MALMSTEEN You’re right, because it’s much more organic. My pickups are not high output at all, so the signal is clean. The DOD-250 [Overdrive Preamp] pedal, which is now the YJM308, is not a distortion but a signal booster that makes the front end and back end of the Marshall much bigger. The end of the chain is the Celestion GT12-75 speakers in a 300-watt cabinet, so the speaker cone does not distort either. The bass has a lot of punch. It’s almost impossible to capture that when you’re recording.
In my house is a former maid’s room that I call the “Room of Doom”—I have all my speaker cabinets in there. It’s loud as fuck in there, but I can get perfect control. I use AKG 414 mics, and the mic inputs and outputs are hard-wired through the walls so I can run the signal to the control room where my heads are. Then the signal goes through a Focusrite mic preamp and a Summit Audio compressor.
GW You also use a noise suppressor.
MALMSTEEN When you use as much gain as I do with a single-coil pickup, noise can be a nightmare. The stacked coils help out a lot, but the noise suppressor keeps things dead quiet. I used to have a Bradshaw rack, but the thing fuckin’ died in the middle of a tour. My tech went out and bought some Boss NS-2 pedals, and I thought they sounded really good. The NS-2 doesn’t choke the sound at all.
GW How do you feel about the changes in the music industry and even guitar playing over the past 25 years?

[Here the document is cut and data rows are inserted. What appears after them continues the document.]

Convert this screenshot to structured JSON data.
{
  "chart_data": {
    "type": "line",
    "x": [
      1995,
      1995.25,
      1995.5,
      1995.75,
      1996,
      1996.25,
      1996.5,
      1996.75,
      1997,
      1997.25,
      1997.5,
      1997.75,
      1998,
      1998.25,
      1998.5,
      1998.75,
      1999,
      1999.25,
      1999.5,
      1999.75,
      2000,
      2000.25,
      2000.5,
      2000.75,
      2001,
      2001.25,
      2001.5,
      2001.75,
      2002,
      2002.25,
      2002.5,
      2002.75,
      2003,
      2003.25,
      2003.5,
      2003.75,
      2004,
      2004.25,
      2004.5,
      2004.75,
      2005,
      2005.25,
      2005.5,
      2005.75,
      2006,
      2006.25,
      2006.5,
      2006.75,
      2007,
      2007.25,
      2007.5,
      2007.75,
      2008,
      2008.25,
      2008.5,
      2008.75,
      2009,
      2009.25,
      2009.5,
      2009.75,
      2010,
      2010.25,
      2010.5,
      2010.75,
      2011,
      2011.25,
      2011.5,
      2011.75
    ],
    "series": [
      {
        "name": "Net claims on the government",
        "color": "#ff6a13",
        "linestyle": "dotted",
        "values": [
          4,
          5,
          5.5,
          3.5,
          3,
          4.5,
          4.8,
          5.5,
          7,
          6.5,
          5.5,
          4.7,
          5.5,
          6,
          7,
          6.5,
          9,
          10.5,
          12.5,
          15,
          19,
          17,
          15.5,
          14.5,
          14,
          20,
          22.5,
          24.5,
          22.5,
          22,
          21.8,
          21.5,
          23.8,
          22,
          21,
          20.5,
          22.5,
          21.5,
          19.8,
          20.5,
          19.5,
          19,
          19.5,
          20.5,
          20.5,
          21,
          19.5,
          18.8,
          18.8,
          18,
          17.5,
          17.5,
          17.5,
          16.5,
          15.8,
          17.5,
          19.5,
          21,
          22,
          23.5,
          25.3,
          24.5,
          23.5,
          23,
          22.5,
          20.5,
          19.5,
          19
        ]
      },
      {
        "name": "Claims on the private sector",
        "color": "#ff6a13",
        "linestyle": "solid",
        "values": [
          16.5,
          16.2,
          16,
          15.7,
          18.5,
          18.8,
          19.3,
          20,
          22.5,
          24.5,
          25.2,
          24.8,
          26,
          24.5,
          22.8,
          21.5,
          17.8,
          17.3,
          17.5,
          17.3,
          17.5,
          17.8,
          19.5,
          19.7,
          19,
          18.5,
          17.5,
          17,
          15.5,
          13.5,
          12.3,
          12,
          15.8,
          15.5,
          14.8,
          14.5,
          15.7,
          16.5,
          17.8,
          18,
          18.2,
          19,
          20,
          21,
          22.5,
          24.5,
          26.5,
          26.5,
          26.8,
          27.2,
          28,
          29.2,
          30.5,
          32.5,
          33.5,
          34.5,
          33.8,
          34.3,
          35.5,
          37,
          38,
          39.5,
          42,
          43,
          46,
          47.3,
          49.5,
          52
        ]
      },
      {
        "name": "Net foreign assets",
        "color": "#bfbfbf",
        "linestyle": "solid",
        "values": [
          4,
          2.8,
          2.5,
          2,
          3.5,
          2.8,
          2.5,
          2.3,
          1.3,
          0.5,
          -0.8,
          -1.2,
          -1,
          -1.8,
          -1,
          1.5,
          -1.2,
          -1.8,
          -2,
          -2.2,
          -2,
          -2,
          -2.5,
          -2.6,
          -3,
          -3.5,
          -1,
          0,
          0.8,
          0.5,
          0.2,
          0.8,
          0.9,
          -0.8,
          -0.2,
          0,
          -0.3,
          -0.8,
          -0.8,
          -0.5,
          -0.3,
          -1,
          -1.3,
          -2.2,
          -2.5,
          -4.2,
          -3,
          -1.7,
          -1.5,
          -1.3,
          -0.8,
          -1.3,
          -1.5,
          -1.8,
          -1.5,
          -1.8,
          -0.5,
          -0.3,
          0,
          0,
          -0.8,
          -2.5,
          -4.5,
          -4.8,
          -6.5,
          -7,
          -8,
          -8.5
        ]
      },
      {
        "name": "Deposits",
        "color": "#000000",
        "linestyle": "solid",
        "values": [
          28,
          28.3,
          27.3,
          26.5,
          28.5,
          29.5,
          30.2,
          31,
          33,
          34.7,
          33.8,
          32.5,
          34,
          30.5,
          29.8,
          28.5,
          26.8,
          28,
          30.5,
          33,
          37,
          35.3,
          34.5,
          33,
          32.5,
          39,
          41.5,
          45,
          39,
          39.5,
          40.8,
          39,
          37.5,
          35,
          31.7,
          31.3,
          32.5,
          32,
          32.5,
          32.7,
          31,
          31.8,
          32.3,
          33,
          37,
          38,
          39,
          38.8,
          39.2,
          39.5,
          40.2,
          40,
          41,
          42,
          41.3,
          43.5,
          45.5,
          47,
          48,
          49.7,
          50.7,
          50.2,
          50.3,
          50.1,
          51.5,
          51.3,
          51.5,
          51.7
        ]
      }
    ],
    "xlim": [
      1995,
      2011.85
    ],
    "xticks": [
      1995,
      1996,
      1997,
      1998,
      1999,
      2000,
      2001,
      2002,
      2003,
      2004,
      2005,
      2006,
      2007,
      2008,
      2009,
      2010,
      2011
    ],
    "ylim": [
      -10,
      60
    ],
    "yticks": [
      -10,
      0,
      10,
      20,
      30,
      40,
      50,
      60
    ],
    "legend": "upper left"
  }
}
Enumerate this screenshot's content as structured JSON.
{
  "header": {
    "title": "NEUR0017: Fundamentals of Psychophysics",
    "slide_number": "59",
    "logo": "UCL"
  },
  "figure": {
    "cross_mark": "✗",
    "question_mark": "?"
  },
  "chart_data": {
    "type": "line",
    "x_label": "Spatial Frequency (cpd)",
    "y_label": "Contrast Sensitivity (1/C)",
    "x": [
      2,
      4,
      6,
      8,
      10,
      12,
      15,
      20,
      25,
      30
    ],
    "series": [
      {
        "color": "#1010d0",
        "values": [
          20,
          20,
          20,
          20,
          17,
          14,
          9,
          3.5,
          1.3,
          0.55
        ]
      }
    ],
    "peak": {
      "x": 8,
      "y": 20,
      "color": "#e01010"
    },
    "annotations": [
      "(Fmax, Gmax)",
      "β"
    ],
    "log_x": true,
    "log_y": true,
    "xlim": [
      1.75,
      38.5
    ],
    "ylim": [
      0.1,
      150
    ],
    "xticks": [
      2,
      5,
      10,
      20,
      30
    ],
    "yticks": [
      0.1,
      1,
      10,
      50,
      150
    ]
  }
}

MALMSTEEN The business has changed dramatically from what it was even just a few years ago. Music isn’t even distributed the same way any more. Even CDs are becoming a thing of the past. The internet has made it easier to get my music out to anyone who wants it, but at the same time I feel like we’re losing the mystique. When I was a kid, all I ever knew about Ritchie Blackmore was what I saw on a few small album cover photos. Now you can find out anything about an artist that you want to know, whether it’s his shoe size or what he had for dinner last night. I learned a lot from other people and was inspired by what they did, but I didn’t copy anyone. I put many different blocks together to become what I am. I don’t know if that would have happened if everything was handed to me on a plate.